ANAHEIM, CA -- Capping off a classic best-of-seven series that had everything you could think of, the Oilers dropped a 2-1 decision to the Anaheim Ducks to fall four games to three in their best-of-seven Western Conference Semifinal series, putting an end to a fantastic season.
"The overall feeling right now is one of disappointment," stated Oilers head coach Todd McLellan, adding that he was proud of his group. "Our entree into the playoffs was as good as we could ask. The types of teams that we played, the series that we played in, the ups and downs. We basically got a college degree in a month for the playoffs."
McLellan added that the team has shown great strides and it means a lot for the organization to go into tough buildings like San Jose and Anaheim, stretching them to the limit.
"It wasn't long ago that we talked about just coming into these buildings in the regular season and trying to survive and now we can compete with these teams."
Ducks head coach Randy Caryle agreed with his Oilers counterpart.
"If you go seven games with a hockey club and you lose the first two in your building, they've done a lot of good things over there," Carlyle said. "They have the most dynamic young player in the League right now."
After a strong second period in which they outshot the Oilers 16-3, the Ducks scored the deciding goal 3:21 into the third. Nick Ritchie, who was promoted to the top line early in this one, rifled a wrist shot from the right circle that beat Cam Talbot blocker side.
Ritchie moved up to the top line with Ryan Getzlaf and Corey Perry in an adjustment Carlyle made to combat Leon Draisaitl.
"I thought about doing it before the game but I just wanted to see the temperament of the game and how it was going," Carlyle stated. "The way that Draisaitl line had performed, particularly last game, I felt it was important to have more size there. It was about Nick Ritchie's size.
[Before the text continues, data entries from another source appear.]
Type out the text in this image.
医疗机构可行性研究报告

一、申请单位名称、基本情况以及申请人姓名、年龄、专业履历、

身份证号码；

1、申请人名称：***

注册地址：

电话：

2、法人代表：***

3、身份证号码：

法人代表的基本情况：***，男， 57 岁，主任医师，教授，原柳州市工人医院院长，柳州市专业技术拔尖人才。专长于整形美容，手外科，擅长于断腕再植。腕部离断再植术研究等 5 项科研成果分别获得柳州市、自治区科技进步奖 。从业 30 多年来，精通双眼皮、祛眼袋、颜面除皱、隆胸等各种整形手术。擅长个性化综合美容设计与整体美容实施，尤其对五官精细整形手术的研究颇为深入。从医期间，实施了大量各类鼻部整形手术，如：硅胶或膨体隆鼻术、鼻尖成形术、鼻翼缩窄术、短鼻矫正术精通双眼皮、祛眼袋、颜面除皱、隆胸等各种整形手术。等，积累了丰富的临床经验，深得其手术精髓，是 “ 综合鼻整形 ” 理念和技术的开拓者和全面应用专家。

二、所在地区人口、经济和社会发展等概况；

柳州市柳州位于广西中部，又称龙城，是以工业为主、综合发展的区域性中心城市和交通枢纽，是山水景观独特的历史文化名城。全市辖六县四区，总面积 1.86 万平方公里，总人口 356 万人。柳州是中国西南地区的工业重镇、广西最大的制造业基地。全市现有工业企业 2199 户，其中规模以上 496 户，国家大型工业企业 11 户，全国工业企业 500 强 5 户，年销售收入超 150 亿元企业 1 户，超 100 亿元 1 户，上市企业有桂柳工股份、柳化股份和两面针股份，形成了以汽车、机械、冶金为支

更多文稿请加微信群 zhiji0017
"He's a pretty tough kid and he can score goals. We're glad he's on our side.
The game started much like the previous four seventh games for Anaheim with an early goal by the visitors.
3:31 into the contest, the puck just inched over the line when Drake Caggiula chipped the puck off the stick of Ducks defenceman Shea Theodore in front of the Anaheim net. The puck bounced off Theodore and in past a stunned John Gibson.
Edmonton had another great chance midway through the opening frame as Pouliot's slap shot was redirected in front of the net by Nugent-Hopkins but Gibson slid across to make a nice save.
It appeared as if Anaheim had scored to tie the game with 5:49 left in the first, but the puck narrowly went offside before Cam Fowler skated in to rifle home a wrist shot past Talbot. The whistle blew so it was a non-reviewable play but replays did confirm that the puck was offside.
Sami Vatanen used his stick to deny David Desharnais of a five-star scoring chance with just over a minute to play in the first. Desharnais fell to the ice and Vatanen headed to the box for hooking, giving the Oilers the game's first man advantage.
After one, shots on goal were 13-7 for Edmonton.
The only Ducks power play of the game occurred 4:35 into the second after Eric Gryba received two minutes for interference. Anaheim had several chances on that power play and one shortly after but Talbot was outstanding in keeping the Ducks off the board.
Talbot then made a great glove grab on Josh Manson as the Ducks kept pushing for the equalizer.
The home team would eventually tie it with 11:05 to play in the second. Andrew Cogliano crashed the net and tipped a backhand home after Ryan Kesler did some good work in front.
The latter half of the middle frame was owned by the Ducks, In all, they fired 16 shots on Talbot in the period to take a 23-16 lead on the shot clock after 40 minutes but the story was the Oilers goaltender standing tall to keep the game knotted at 1-1.